I'm trying to find a basis for the field extension $\mathbb{Q}(\zeta , \sqrt[3]{2})/\mathbb{Q}$, where $\zeta$ is the cube root of unity. I attempted this with starting with a set of elements I know which span the field, i.e $1, \zeta, \zeta^2,\sqrt[3]{2}, \zeta\sqrt[3]{2}, \zeta^2\sqrt[3]{2}, \sqrt[3]{2^2}, \zeta\sqrt[3]{2^2}, \zeta^2\sqrt[3]{2^2}$
From this spanning set I need to sift any elements which are a linear combination of other elements in order to end up with a basis. I decided to remove $\zeta^2, \zeta^2\sqrt[3]{2}, \zeta^2\sqrt[3]{2^2}$, because $\zeta^2=-1-\zeta$. Have I removed the dependant elements correctly?
But then the next part of the question asks to find the 3 automorphisms of the field.

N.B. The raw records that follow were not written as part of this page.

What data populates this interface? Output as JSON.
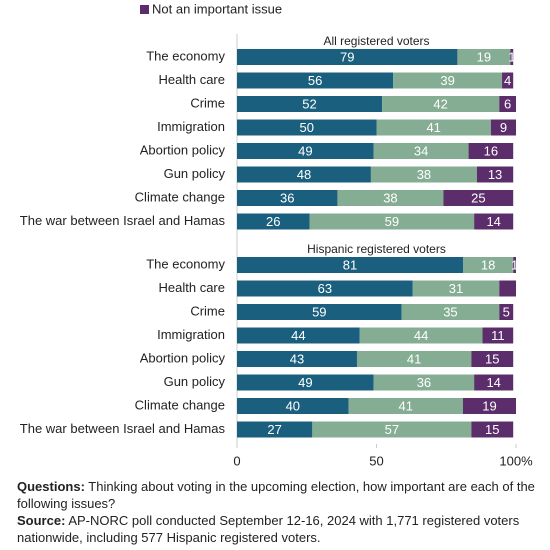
{
  "chart_data": [
    {
      "type": "stacked-bar",
      "title": "All registered voters",
      "categories": [
        "The economy",
        "Health care",
        "Crime",
        "Immigration",
        "Abortion policy",
        "Gun policy",
        "Climate change",
        "The war between Israel and Hamas"
      ],
      "series": [
        {
          "color": "#1b5f7e",
          "values": [
            79,
            56,
            52,
            50,
            49,
            48,
            36,
            26
          ]
        },
        {
          "color": "#84ad93",
          "values": [
            19,
            39,
            42,
            41,
            34,
            38,
            38,
            59
          ]
        },
        {
          "name": "Not an important issue",
          "color": "#5c2d6b",
          "values": [
            1,
            4,
            6,
            9,
            16,
            13,
            25,
            14
          ]
        }
      ],
      "xlim": [
        0,
        100
      ]
    },
    {
      "type": "stacked-bar",
      "title": "Hispanic registered voters",
      "categories": [
        "The economy",
        "Health care",
        "Crime",
        "Immigration",
        "Abortion policy",
        "Gun policy",
        "Climate change",
        "The war between Israel and Hamas"
      ],
      "series": [
        {
          "color": "#1b5f7e",
          "values": [
            81,
            63,
            59,
            44,
            43,
            49,
            40,
            27
          ]
        },
        {
          "color": "#84ad93",
          "values": [
            18,
            31,
            35,
            44,
            41,
            36,
            41,
            57
          ]
        },
        {
          "color": "#5c2d6b",
          "values": [
            1,
            6,
            5,
            11,
            15,
            14,
            19,
            15
          ],
          "value_labels": [
            "1",
            null,
            "5",
            "11",
            "15",
            "14",
            "19",
            "15"
          ]
        }
      ],
      "xlim": [
        0,
        100
      ],
      "xticks": [
        0,
        50,
        {
          "value": 100,
          "label": "100%"
        }
      ]
    }
  ],
  "notes": {
    "questions_label": "Questions:",
    "questions": "Thinking about voting in the upcoming election, how important are each of the following issues?",
    "source_label": "Source:",
    "source": "AP-NORC poll conducted September 12-16, 2024 with 1,771 registered voters nationwide, including 577 Hispanic registered voters."
  }
}
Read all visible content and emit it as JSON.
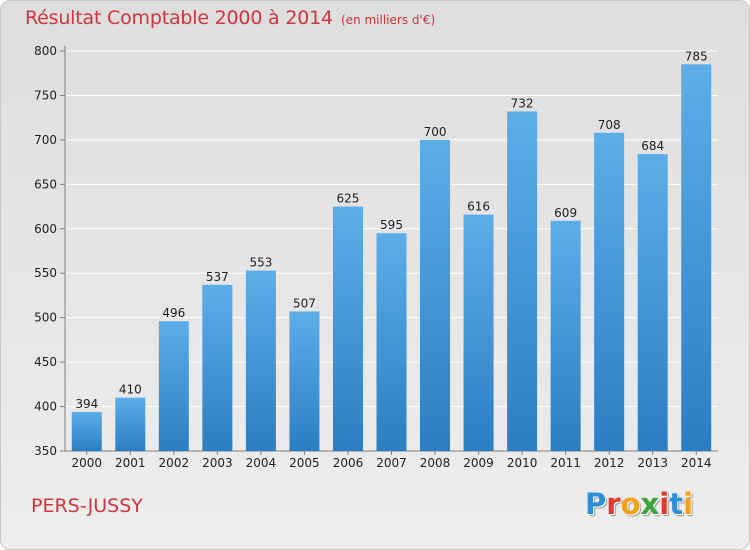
{
  "header": {
    "title": "Résultat Comptable 2000 à 2014",
    "subtitle": "(en milliers d'€)"
  },
  "footer": {
    "city": "PERS-JUSSY",
    "logo_text": "Proxiti",
    "logo_colors": [
      "#2d8fd6",
      "#e23a2e",
      "#f2a21a",
      "#3ea33a",
      "#e23a2e",
      "#2d8fd6",
      "#f2a21a"
    ]
  },
  "colors": {
    "title": "#d1343c",
    "bar_light": "#5dade8",
    "bar_dark": "#2b7ec2",
    "grid": "#ffffff",
    "axis": "#7f7f7f",
    "text": "#222222"
  },
  "chart_data": {
    "type": "bar",
    "categories": [
      "2000",
      "2001",
      "2002",
      "2003",
      "2004",
      "2005",
      "2006",
      "2007",
      "2008",
      "2009",
      "2010",
      "2011",
      "2012",
      "2013",
      "2014"
    ],
    "values": [
      394,
      410,
      496,
      537,
      553,
      507,
      625,
      595,
      700,
      616,
      732,
      609,
      708,
      684,
      785
    ],
    "ylim": [
      350,
      800
    ],
    "yticks": [
      350,
      400,
      450,
      500,
      550,
      600,
      650,
      700,
      750,
      800
    ],
    "grid": true,
    "title": "Résultat Comptable 2000 à 2014",
    "xlabel": "",
    "ylabel": ""
  }
}
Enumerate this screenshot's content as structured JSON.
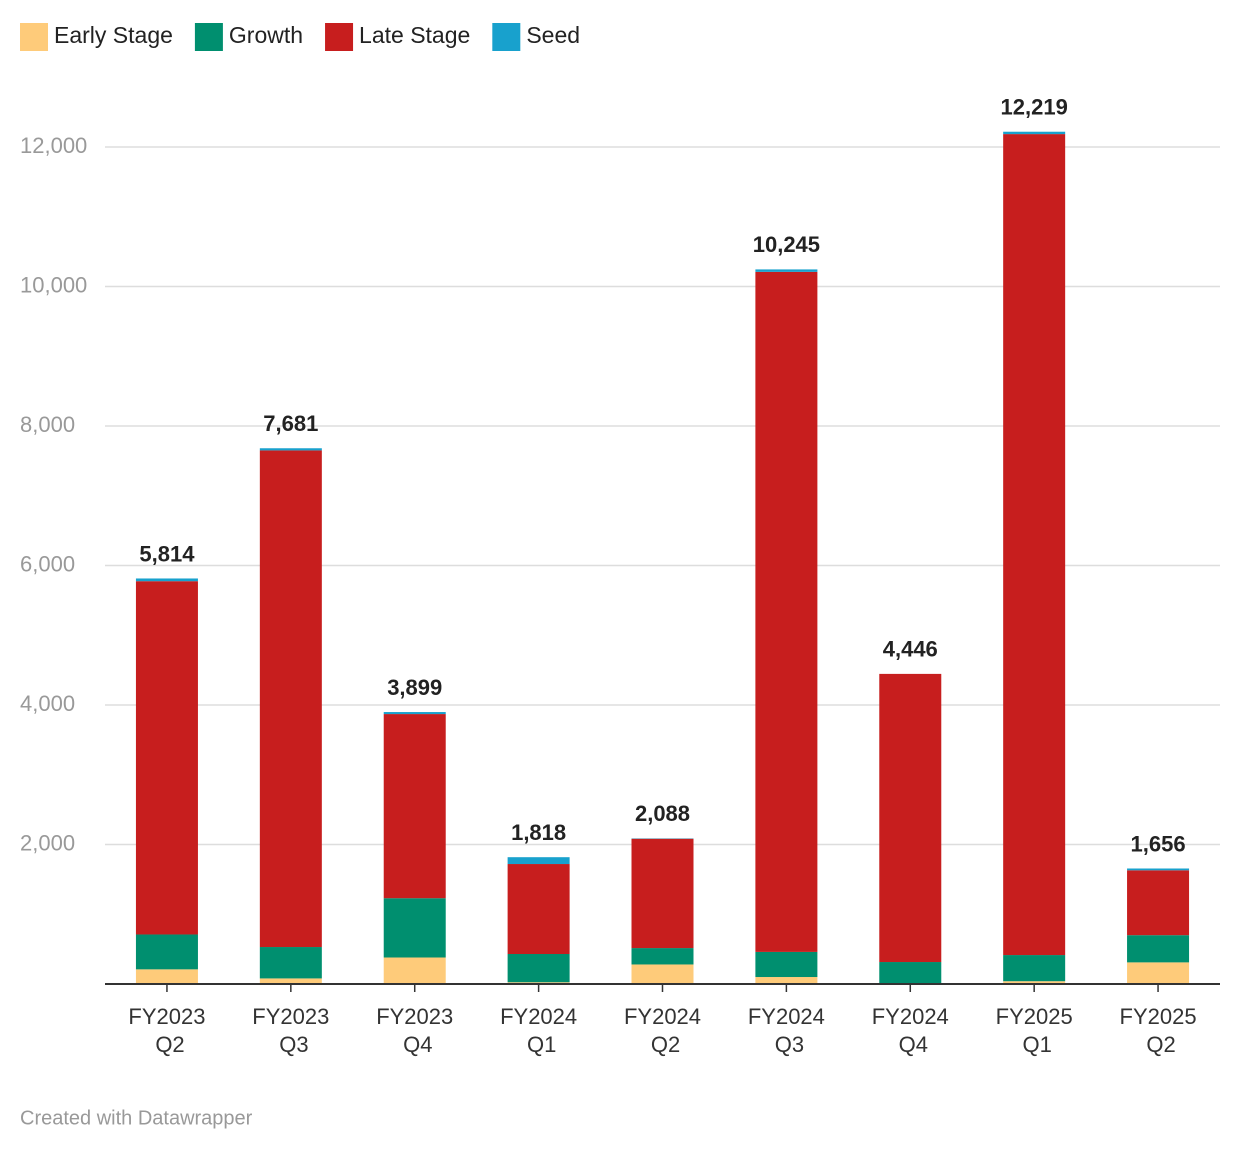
{
  "chart_data": {
    "type": "stacked-bar",
    "categories": [
      "FY2023 Q2",
      "FY2023 Q3",
      "FY2023 Q4",
      "FY2024 Q1",
      "FY2024 Q2",
      "FY2024 Q3",
      "FY2024 Q4",
      "FY2025 Q1",
      "FY2025 Q2"
    ],
    "series": [
      {
        "name": "Early Stage",
        "color": "#fecb7a",
        "values": [
          210,
          80,
          380,
          25,
          280,
          100,
          5,
          40,
          310
        ]
      },
      {
        "name": "Growth",
        "color": "#008f6f",
        "values": [
          500,
          450,
          850,
          405,
          235,
          360,
          310,
          375,
          390
        ]
      },
      {
        "name": "Late Stage",
        "color": "#c71e1e",
        "values": [
          5065,
          7120,
          2640,
          1290,
          1568,
          9750,
          4131,
          11770,
          930
        ]
      },
      {
        "name": "Seed",
        "color": "#18a1cd",
        "values": [
          39,
          31,
          29,
          98,
          5,
          35,
          0,
          34,
          26
        ]
      }
    ],
    "totals": [
      5814,
      7681,
      3899,
      1818,
      2088,
      10245,
      4446,
      12219,
      1656
    ],
    "total_labels": [
      "5,814",
      "7,681",
      "3,899",
      "1,818",
      "2,088",
      "10,245",
      "4,446",
      "12,219",
      "1,656"
    ],
    "ylim": [
      0,
      12000
    ],
    "yticks": [
      {
        "value": 2000,
        "label": "2,000"
      },
      {
        "value": 4000,
        "label": "4,000"
      },
      {
        "value": 6000,
        "label": "6,000"
      },
      {
        "value": 8000,
        "label": "8,000"
      },
      {
        "value": 10000,
        "label": "10,000"
      },
      {
        "value": 12000,
        "label": "12,000"
      }
    ],
    "grid": true,
    "legend": "top-left",
    "footer": "Created with Datawrapper"
  }
}
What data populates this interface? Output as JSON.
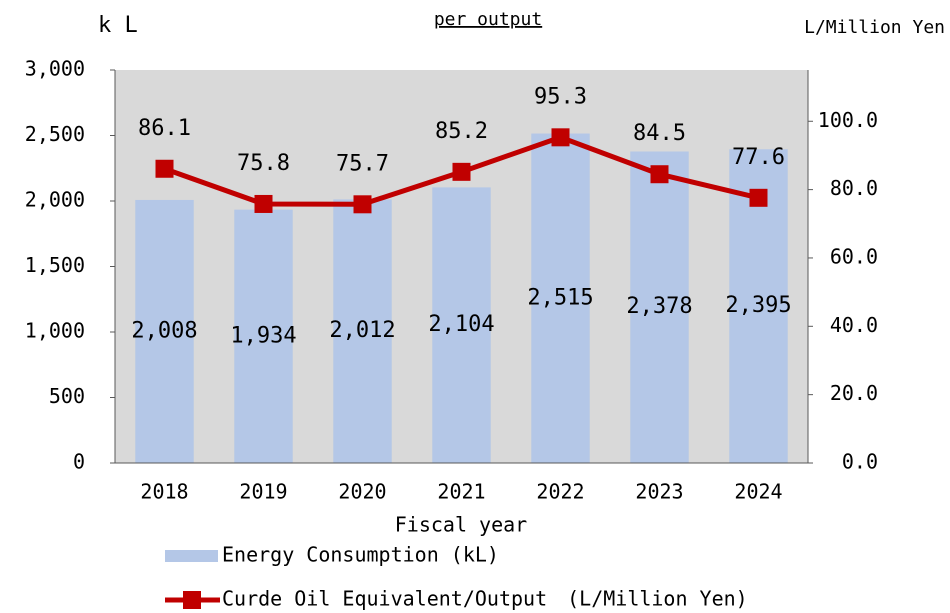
{
  "chart_data": {
    "type": "bar_line",
    "title": "per output",
    "ylabel": "k L",
    "y2label": "L/Million Yen",
    "xlabel": "Fiscal year",
    "categories": [
      "2018",
      "2019",
      "2020",
      "2021",
      "2022",
      "2023",
      "2024"
    ],
    "series": [
      {
        "name": "Energy Consumption (kL)",
        "type": "bar",
        "color": "#b4c7e7",
        "values": [
          2008,
          1934,
          2012,
          2104,
          2515,
          2378,
          2395
        ],
        "value_labels": [
          "2,008",
          "1,934",
          "2,012",
          "2,104",
          "2,515",
          "2,378",
          "2,395"
        ]
      },
      {
        "name": "Curde Oil Equivalent/Output　(L/Million Yen)",
        "type": "line",
        "axis": "y2",
        "color": "#c00000",
        "values": [
          86.1,
          75.8,
          75.7,
          85.2,
          95.3,
          84.5,
          77.6
        ]
      }
    ],
    "ylim": [
      0,
      3000
    ],
    "yticks": [
      0,
      500,
      {
        "value": 1000,
        "label": "1,000"
      },
      {
        "value": 1500,
        "label": "1,500"
      },
      {
        "value": 2000,
        "label": "2,000"
      },
      {
        "value": 2500,
        "label": "2,500"
      },
      {
        "value": 3000,
        "label": "3,000"
      }
    ],
    "y2lim": [
      0,
      115
    ],
    "y2ticks": [
      {
        "value": 0,
        "label": "0.0"
      },
      {
        "value": 20,
        "label": "20.0"
      },
      {
        "value": 40,
        "label": "40.0"
      },
      {
        "value": 60,
        "label": "60.0"
      },
      {
        "value": 80,
        "label": "80.0"
      },
      {
        "value": 100,
        "label": "100.0"
      }
    ]
  }
}
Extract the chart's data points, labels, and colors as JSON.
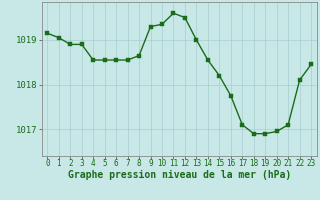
{
  "hours": [
    0,
    1,
    2,
    3,
    4,
    5,
    6,
    7,
    8,
    9,
    10,
    11,
    12,
    13,
    14,
    15,
    16,
    17,
    18,
    19,
    20,
    21,
    22,
    23
  ],
  "pressure": [
    1019.15,
    1019.05,
    1018.9,
    1018.9,
    1018.55,
    1018.55,
    1018.55,
    1018.55,
    1018.65,
    1019.3,
    1019.35,
    1019.6,
    1019.5,
    1019.0,
    1018.55,
    1018.2,
    1017.75,
    1017.1,
    1016.9,
    1016.9,
    1016.95,
    1017.1,
    1018.1,
    1018.45
  ],
  "line_color": "#1a6b1a",
  "marker_color": "#1a6b1a",
  "bg_color": "#c8e8e8",
  "grid_color": "#a8cccc",
  "xlabel": "Graphe pression niveau de la mer (hPa)",
  "ylabel_ticks": [
    1017,
    1018,
    1019
  ],
  "xlim": [
    -0.5,
    23.5
  ],
  "ylim": [
    1016.4,
    1019.85
  ],
  "xlabel_color": "#1a6b1a",
  "tick_color": "#1a6b1a",
  "axis_color": "#888888",
  "marker_size": 2.5,
  "line_width": 1.0,
  "xlabel_fontsize": 7,
  "ytick_fontsize": 6.5,
  "xtick_fontsize": 5.5
}
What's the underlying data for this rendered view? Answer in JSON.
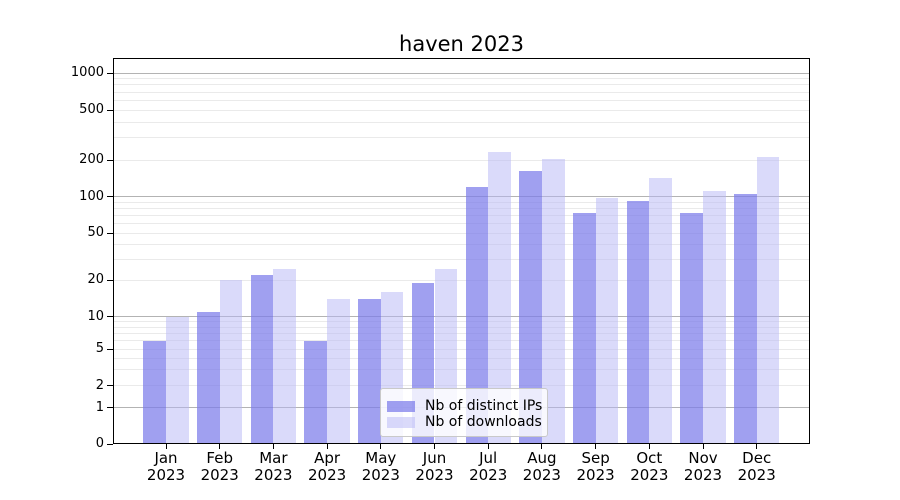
{
  "title": "haven 2023",
  "legend": {
    "items": [
      {
        "label": "Nb of distinct IPs",
        "swatch": "dark"
      },
      {
        "label": "Nb of downloads",
        "swatch": "light"
      }
    ]
  },
  "colors": {
    "bar_dark": "rgba(124,124,234,0.72)",
    "bar_light": "rgba(181,181,245,0.5)",
    "grid_major": "#b3b3b3",
    "grid_minor": "#eaeaea",
    "axis": "#000000"
  },
  "chart_data": {
    "type": "bar",
    "title": "haven 2023",
    "categories": [
      "Jan 2023",
      "Feb 2023",
      "Mar 2023",
      "Apr 2023",
      "May 2023",
      "Jun 2023",
      "Jul 2023",
      "Aug 2023",
      "Sep 2023",
      "Oct 2023",
      "Nov 2023",
      "Dec 2023"
    ],
    "series": [
      {
        "name": "Nb of distinct IPs",
        "values": [
          6,
          11,
          22,
          6,
          14,
          19,
          120,
          163,
          73,
          93,
          73,
          105
        ]
      },
      {
        "name": "Nb of downloads",
        "values": [
          10,
          20,
          25,
          14,
          16,
          25,
          230,
          203,
          98,
          142,
          112,
          210
        ]
      }
    ],
    "xlabel": "",
    "ylabel": "",
    "yscale": "symlog",
    "yticks": [
      0,
      1,
      2,
      5,
      10,
      20,
      50,
      100,
      200,
      500,
      1000
    ],
    "ylim": [
      0,
      1320
    ],
    "grid": true,
    "legend_position": "inside lower-center"
  }
}
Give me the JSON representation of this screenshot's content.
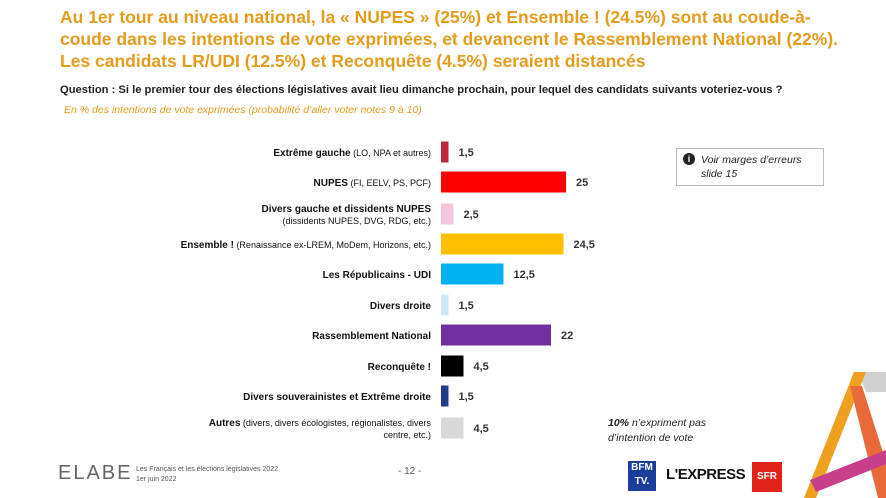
{
  "title": "Au 1er tour au niveau national, la « NUPES » (25%) et Ensemble ! (24.5%) sont au coude-à-coude dans les intentions de vote exprimées, et devancent le Rassemblement National (22%). Les candidats LR/UDI (12.5%) et Reconquête (4.5%) seraient distancés",
  "question": "Question : Si le premier tour des élections législatives avait lieu dimanche prochain, pour lequel des candidats suivants voteriez-vous ?",
  "subtitle": "En % des intentions de vote exprimées (probabilité d’aller voter notes 9 à 10)",
  "note": {
    "icon": "info-icon",
    "text": "Voir marges d’erreurs slide 15"
  },
  "abstention": {
    "value": "10%",
    "text": "n’expriment pas d’intention de vote"
  },
  "footer": {
    "logo": "ELABE",
    "study_line1": "Les Français et les élections législatives 2022",
    "study_line2": "1er juin 2022",
    "page": "- 12 -",
    "partners": [
      "BFM TV.",
      "L'EXPRESS",
      "SFR"
    ]
  },
  "chart_data": {
    "type": "bar",
    "orientation": "horizontal",
    "title": "",
    "xlabel": "",
    "ylabel": "",
    "xlim": [
      0,
      25
    ],
    "grid": false,
    "categories": [
      {
        "name": "Extrême gauche",
        "detail": "(LO, NPA et autres)",
        "value": 1.5,
        "label": "1,5",
        "color": "#c0283a"
      },
      {
        "name": "NUPES",
        "detail": "(FI, EELV, PS, PCF)",
        "value": 25,
        "label": "25",
        "color": "#ff0000"
      },
      {
        "name": "Divers gauche et dissidents NUPES",
        "detail": "(dissidents NUPES, DVG, RDG, etc.)",
        "value": 2.5,
        "label": "2,5",
        "color": "#f3c6dc"
      },
      {
        "name": "Ensemble !",
        "detail": "(Renaissance ex-LREM, MoDem, Horizons, etc.)",
        "value": 24.5,
        "label": "24,5",
        "color": "#ffc000"
      },
      {
        "name": "Les Républicains - UDI",
        "detail": "",
        "value": 12.5,
        "label": "12,5",
        "color": "#00b0f0"
      },
      {
        "name": "Divers droite",
        "detail": "",
        "value": 1.5,
        "label": "1,5",
        "color": "#cde8f8"
      },
      {
        "name": "Rassemblement National",
        "detail": "",
        "value": 22,
        "label": "22",
        "color": "#7030a0"
      },
      {
        "name": "Reconquête !",
        "detail": "",
        "value": 4.5,
        "label": "4,5",
        "color": "#000000"
      },
      {
        "name": "Divers souverainistes et Extrême droite",
        "detail": "",
        "value": 1.5,
        "label": "1,5",
        "color": "#1f3c8c"
      },
      {
        "name": "Autres",
        "detail": "(divers, divers écologistes, régionalistes, divers centre, etc.)",
        "value": 4.5,
        "label": "4,5",
        "color": "#d9d9d9"
      }
    ]
  }
}
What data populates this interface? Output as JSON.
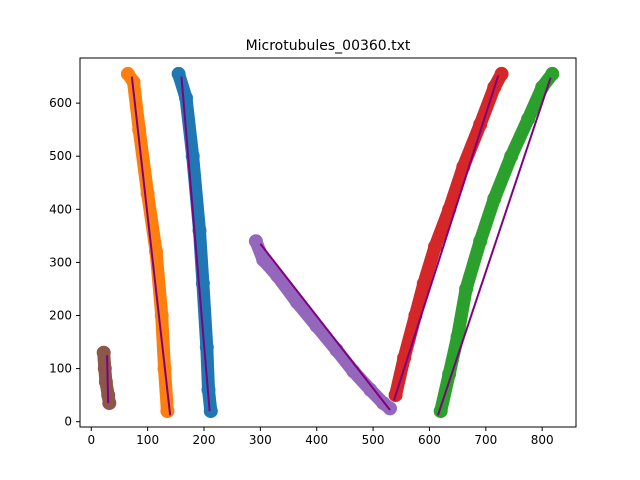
{
  "chart_data": {
    "type": "scatter",
    "title": "Microtubules_00360.txt",
    "xlabel": "",
    "ylabel": "",
    "xlim": [
      -20,
      860
    ],
    "ylim": [
      -10,
      685
    ],
    "xticks": [
      0,
      100,
      200,
      300,
      400,
      500,
      600,
      700,
      800
    ],
    "yticks": [
      0,
      100,
      200,
      300,
      400,
      500,
      600
    ],
    "grid": false,
    "fit_line_color": "#800080",
    "series": [
      {
        "color": "#1f77b4",
        "path": [
          [
            155,
            655
          ],
          [
            168,
            610
          ],
          [
            180,
            500
          ],
          [
            192,
            360
          ],
          [
            198,
            260
          ],
          [
            205,
            140
          ],
          [
            208,
            60
          ],
          [
            212,
            20
          ]
        ],
        "fit": [
          [
            160,
            650
          ],
          [
            210,
            20
          ]
        ]
      },
      {
        "color": "#ff7f0e",
        "path": [
          [
            65,
            655
          ],
          [
            75,
            640
          ],
          [
            85,
            550
          ],
          [
            100,
            430
          ],
          [
            115,
            320
          ],
          [
            125,
            200
          ],
          [
            130,
            100
          ],
          [
            135,
            20
          ]
        ],
        "fit": [
          [
            72,
            650
          ],
          [
            140,
            12
          ]
        ]
      },
      {
        "color": "#2ca02c",
        "path": [
          [
            620,
            20
          ],
          [
            635,
            90
          ],
          [
            650,
            160
          ],
          [
            665,
            250
          ],
          [
            690,
            340
          ],
          [
            715,
            420
          ],
          [
            745,
            500
          ],
          [
            775,
            570
          ],
          [
            800,
            630
          ],
          [
            818,
            655
          ]
        ],
        "fit": [
          [
            615,
            12
          ],
          [
            815,
            648
          ]
        ]
      },
      {
        "color": "#d62728",
        "path": [
          [
            540,
            50
          ],
          [
            555,
            120
          ],
          [
            575,
            200
          ],
          [
            590,
            260
          ],
          [
            610,
            330
          ],
          [
            635,
            400
          ],
          [
            660,
            480
          ],
          [
            690,
            560
          ],
          [
            715,
            630
          ],
          [
            728,
            655
          ]
        ],
        "fit": [
          [
            537,
            40
          ],
          [
            722,
            652
          ]
        ]
      },
      {
        "color": "#9467bd",
        "path": [
          [
            292,
            340
          ],
          [
            305,
            305
          ],
          [
            330,
            275
          ],
          [
            365,
            225
          ],
          [
            400,
            180
          ],
          [
            435,
            135
          ],
          [
            465,
            95
          ],
          [
            495,
            60
          ],
          [
            518,
            35
          ],
          [
            530,
            25
          ]
        ],
        "fit": [
          [
            300,
            335
          ],
          [
            530,
            22
          ]
        ]
      },
      {
        "color": "#8c564b",
        "path": [
          [
            22,
            130
          ],
          [
            24,
            100
          ],
          [
            26,
            75
          ],
          [
            30,
            50
          ],
          [
            32,
            35
          ]
        ],
        "fit": [
          [
            28,
            125
          ],
          [
            30,
            35
          ]
        ]
      }
    ]
  }
}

If $\sigma$ is an automorphism. but then what does $\sigma (\zeta)$ and $\sigma(\sqrt[3]{2})$ equal
Let $\;F\;$ be a field, $\;a,b\;$ two algebraic elements (in some extension field) over $\;F\;$ . Assume they are no conjugate to avoid trivial cases.
Prove that if $\;A\,,\,\,B\;$ are basis for $\;F(a)/F\;,\;\;F(b)/F\;$ , resp. , then $\;C:=\{ab\;;\;a\in A\;,\;\;b\in B\}\;$ is a basis for $\;F(a,b)/F\;$